Rosalyn EscobarRosalyn Escobar grew up in Koreatown with the arts all around her. Her mom sang, her dad played guitar and piano, and her sister was very dramatic. Her mom found the girls a performing arts magnet, the Bancroft Middle School. "I met kids from all over the city there. It’s where my love of diversity started. My best friends were from South LA, Russia, India. It was such rich experience," Ros said.

It was also where she became passionate about creative expression. Ros was more introverted than her sister, but she discovered dance in middle school, then studied visual arts in high school. Los Angeles Community College led to UC Santa Cruz, which led to a year-long study abroad program in Brazil for community development and urban planning. Ros thought a lot about immigration law, because when her mom wasn’t singing, she worked as a notary and helped people with their immigration papers.

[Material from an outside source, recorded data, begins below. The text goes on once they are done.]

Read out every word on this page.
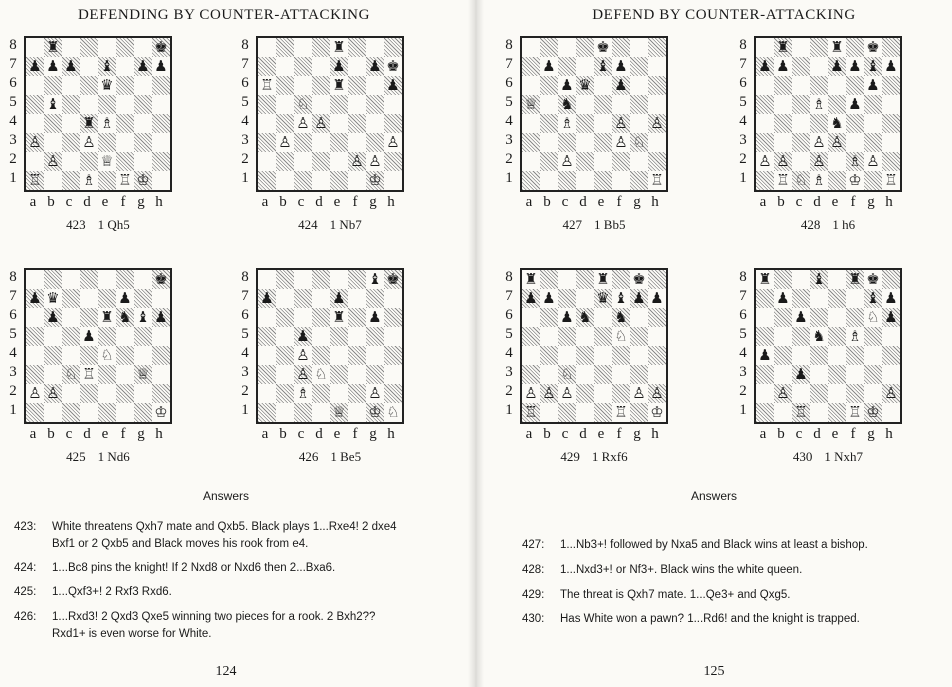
DEFENDING BY COUNTER-ATTACKING
8
7
6
5
4
3
2
1
♜	♚
♟ ♟ ♟ ♝ ♟ ♟
♛
♝
♜ ♗
♙	♙
♙	♕
♖	♗ ♖ ♔
a b c d e f g h
423 1 Qh5
8
7
6
5
4
3
2
1
♜
♟ ♟ ♚
♖	♜	♟
♘
♙ ♙
♙	♙
♙ ♙
♔
a b c d e f g h
424 1 Nb7
8
7
6
5
4
3
2
1
♚
♟ ♛	♟
♟	♜ ♞ ♝ ♟
♟
♘
♘ ♖	♕
♙ ♙
♔
a b c d e f g h
425 1 Nd6
8
7
6
5
4
3
2
1
♝ ♚
♟	♟
♜ ♟
♟
♙
♙ ♘
♗	♙
♕ ♔ ♘
a b c d e f g h
426 1 Be5
Answers
423: White threatens Qxh7 mate and Qxb5. Black plays 1...Rxe4! 2 dxe4
Bxf1 or 2 Qxb5 and Black moves his rook from e4.
424: 1...Bc8 pins the knight! If 2 Nxd8 or Nxd6 then 2...Bxa6.
425: 1...Qxf3+! 2 Rxf3 Rxd6.
426: 1...Rxd3! 2 Qxd3 Qxe5 winning two pieces for a rook. 2 Bxh2??
Rxd1+ is even worse for White.
124
DEFEND BY COUNTER-ATTACKING
8
7
6
5
4
3
2
1
♚
♟	♝ ♟
♟ ♛ ♟
♕ ♞
♗	♙ ♙
♙ ♘
♙
♖
a b c d e f g h
427 1 Bb5
8
7
6
5
4
3
2
1
♜	♜ ♚
♟ ♟	♟ ♟ ♝ ♟
♟
♗ ♟
♞
♙ ♙
♙ ♙ ♙ ♗ ♙
♖ ♘ ♗ ♔ ♖
a b c d e f g h
428 1 h6
8
7
6
5
4
3
2
1
♜	♜ ♚
♟ ♟	♛ ♝ ♟ ♟
♟ ♞ ♞
♘
♘
♙ ♙ ♙	♙ ♙
♖	♖ ♔
a b c d e f g h
429 1 Rxf6
8
7
6
5
4
3
2
1
♜	♝ ♜ ♚
♟	♝ ♟
♟	♘ ♟
♞ ♗
♟
♟
♙	♙
♖	♖ ♔
a b c d e f g h
430 1 Nxh7
Answers
427: 1...Nb3+! followed by Nxa5 and Black wins at least a bishop.
428: 1...Nxd3+! or Nf3+. Black wins the white queen.
429: The threat is Qxh7 mate. 1...Qe3+ and Qxg5.
430: Has White won a pawn? 1...Rd6! and the knight is trapped.
125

Then a friend told her about a program coordinator job at Venice Arts, and Ros started an arts administration journey that continues today. She began grad school at UC Irvine in urban and regional planning, and she knew that her calling was to work at the intersection of urban planning and the arts, and become an advocate who could bring resources to communities. "What I learned in my planning program broadened my thinking about collaboration amongst different organizations, and how that could create capacity and strengthen a community. It was the right exposure to real work, and the theories and philosophies behind the work. It taught me how to better tell the story of a community and what that means in terms of the community then advocating for themselves."

Ros interned at SAJE (Strategic Actions for a Just Economy), studying the effects of urban development policy in South LA, and advised her friend Eric Ibarra on opening the nonprofit Las Fotos Project. She began to understand how to run a successful arts organization—the legal paperwork, the infrastructure, and most important to her, how to engage, not gentrify, neighborhoods. "I loved working with artists at nonprofits—the way they think and problem solve, and how emotionally connected they are to their students. When there’s an artist involved, there’s just a special magic coming out of their brains,” she said.

She went on to take program manager roles at LA Commons and the Ford Theatres, where she ran the Free Concerts grant program and the Musicians Roster, and supported the Artist Partnership program, and the and rentals and administration at the theatres. The Ford was special to her—she had seen the Beat Junkies there years prior, and she understood how important the venue was to local performers. "I had already done so much work in communities, so it was a nice way to continue that, and ensure ensure representation and diversity," she said.

When a vacancy opened up at the LA County Arts Commission (now the Department of Arts and Culture), she applied and got a job as the manager of the Organizational Grant Program. Instead of working from within a nonprofit, she’s on the other side now—overseeing a $9M program that supports over 400 organizations with funding for programs, services, and advocacy. She says that at first, her instinct was to focus solely on small organizations—that the huge, multi-million-dollar budgeted institutions didn’t need help. "But I began to understand, over time, that the growth of the field depends on all of them. The larger organizations bring jobs and creative opportunities to LA, and this supports the smaller orgs. Together, they’re the backbone of the creative economy in LA, but you need to have diversity within the field."

Though she has always been surrounded by artists in her family, her schools, and her work, Ros is now at the part of her journey where she works to sustain artists. "How do we make the system and the artist’s life less fragile? I like working on strategies for creating jobs and for bringing cultural resources to artists. That’s what motivates me, that’s what I love.”